Just after arriving at work I heard this song on the radio, and I swear (if it is indeed that old) I hadn’t heard it in ten years. It was real blonde young girl 90s pop. I spent the rest of my time trying to remember the lyrics of the chorus, so I could look it up; which I still haven’t done, so I don’t know who it was or what it’s called but it went “What I am is what I am, and what you are oh why.” It was really cool.
But aside from this, in half celebrating the fact that I feel pretty grounded at the moment, I would like to take the opportunity to apologise, again, but this time for the whole incident. My uh, how do you say – “minor freak out.” The things that I have been dealing with have been pretty big; to me they are everything, my dreams, hopes and future. They have all changed in the course of this blog. You have been there as I have mostly sorted out my Amanda situation and my singing teacher has told me the truth about my chosen university.
But I have found that there are other courses out there, one not necessarily far away and some more specialised and less specialised ones as well. I will only know what I am aiming for once the course guide comes out in June or July, but then I will only know if I have got into one in January. But the whole thing might be a lot further away than I think. I told you about the problem I may face with having to move closer to the university, this of course cannot happen in the two months between acceptance and term commencement. So the logical option may be that I defer and take a gap year to move and sort it all out. I am only cautious because I see myself doing what I do on my holidays and sleeping in till midday, eating badly and generally getting out of the study habit, making university harder than it needs to be. But on the upside the time will be good, it might slow down an otherwise hectic period in anyone’s life and I will be able to get used to living in my new house and start university at the same time as most of my friends.
But as I said, a LONG way off yet. Still. Thank goodness.
I have, in light of this, been taking stock of my song poem things.

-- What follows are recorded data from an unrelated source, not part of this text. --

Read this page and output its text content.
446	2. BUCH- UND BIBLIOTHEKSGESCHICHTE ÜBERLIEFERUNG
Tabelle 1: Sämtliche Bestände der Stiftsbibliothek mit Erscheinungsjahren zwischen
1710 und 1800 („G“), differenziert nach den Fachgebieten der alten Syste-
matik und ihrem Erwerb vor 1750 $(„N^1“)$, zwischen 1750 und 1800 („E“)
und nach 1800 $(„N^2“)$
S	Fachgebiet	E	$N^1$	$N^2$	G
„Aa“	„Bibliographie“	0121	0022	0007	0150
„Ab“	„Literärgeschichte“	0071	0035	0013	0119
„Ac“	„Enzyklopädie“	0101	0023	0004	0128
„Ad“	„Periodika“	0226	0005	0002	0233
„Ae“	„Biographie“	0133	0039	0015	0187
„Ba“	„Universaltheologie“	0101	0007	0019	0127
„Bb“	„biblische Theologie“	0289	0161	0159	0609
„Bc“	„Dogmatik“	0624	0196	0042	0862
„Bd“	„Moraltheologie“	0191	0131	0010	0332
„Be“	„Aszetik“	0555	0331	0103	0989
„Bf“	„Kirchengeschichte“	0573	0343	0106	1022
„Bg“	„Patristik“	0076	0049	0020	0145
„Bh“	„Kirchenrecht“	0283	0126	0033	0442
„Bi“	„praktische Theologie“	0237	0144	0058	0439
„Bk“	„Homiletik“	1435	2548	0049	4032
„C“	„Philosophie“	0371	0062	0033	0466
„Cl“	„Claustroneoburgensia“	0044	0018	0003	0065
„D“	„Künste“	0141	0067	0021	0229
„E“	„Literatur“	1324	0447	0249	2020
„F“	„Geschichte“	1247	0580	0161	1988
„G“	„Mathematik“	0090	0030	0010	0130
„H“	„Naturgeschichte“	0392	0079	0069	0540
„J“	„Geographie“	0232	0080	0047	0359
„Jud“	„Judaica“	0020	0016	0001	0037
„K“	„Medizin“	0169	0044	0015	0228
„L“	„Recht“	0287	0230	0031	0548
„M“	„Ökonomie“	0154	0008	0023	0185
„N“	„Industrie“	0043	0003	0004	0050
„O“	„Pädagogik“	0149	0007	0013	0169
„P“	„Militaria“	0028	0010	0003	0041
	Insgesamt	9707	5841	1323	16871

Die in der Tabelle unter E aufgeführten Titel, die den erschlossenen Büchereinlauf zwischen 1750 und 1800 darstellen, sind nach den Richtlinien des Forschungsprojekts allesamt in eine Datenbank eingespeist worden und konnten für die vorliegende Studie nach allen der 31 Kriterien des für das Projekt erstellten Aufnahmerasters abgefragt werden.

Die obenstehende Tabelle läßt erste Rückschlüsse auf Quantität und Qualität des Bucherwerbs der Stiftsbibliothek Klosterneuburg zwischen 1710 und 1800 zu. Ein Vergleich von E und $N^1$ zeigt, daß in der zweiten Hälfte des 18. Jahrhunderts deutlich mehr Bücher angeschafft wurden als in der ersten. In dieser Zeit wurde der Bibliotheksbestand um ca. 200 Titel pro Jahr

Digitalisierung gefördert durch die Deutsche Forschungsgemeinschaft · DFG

I did this before and now quite a few of them feature scribbles critiquing their quality, reminding me which other song I was trying to capture the essence of and instruments that could be used in its performance. But this time I didn’t write anything, I tried to sing, not for the value of my voice, but to see how different the songs were melody and rhythm wise. They were not exceptionally varied, some did reflect the song essence I was trying to capture, some were limited by my voice and obvious lack of musical ability and instruments. But then I thought, this great varied conceptual thing that I am hoping to achieve, first of all takes years to perfect; second, needs musicians; and third, I will be writing songs and improving forever. Continually changing and recapturing this thing, always, this is my thing and this is what I do. I needn’t stress about what I have now, people hardly ever use songs that they wrote when they were, well I started this batch when I was 13; and now I think they are just getting good. I think this batch might have a shot at something.
I must not let all the importance and stress let me forget that all of this university/gap year thing is terribly exciting. It’s not going to be the death of me, it’s going to be the start of something amazing.
And just because I can and it has been FOREVER since I posted some photos; here are some I took recently. My fish in their tank with their ceramic outhouse model, the only thing that I made in year 9 ceramics that was remotely suitable for a fish tank. I prefer to think of it as an art piece that makes a statement about global warming. “The Melbourne Backyard 2040.”
And this gorgeous picture of what is no doubt a planet (Jupiter perhaps?) near sunrise at about six in the morning.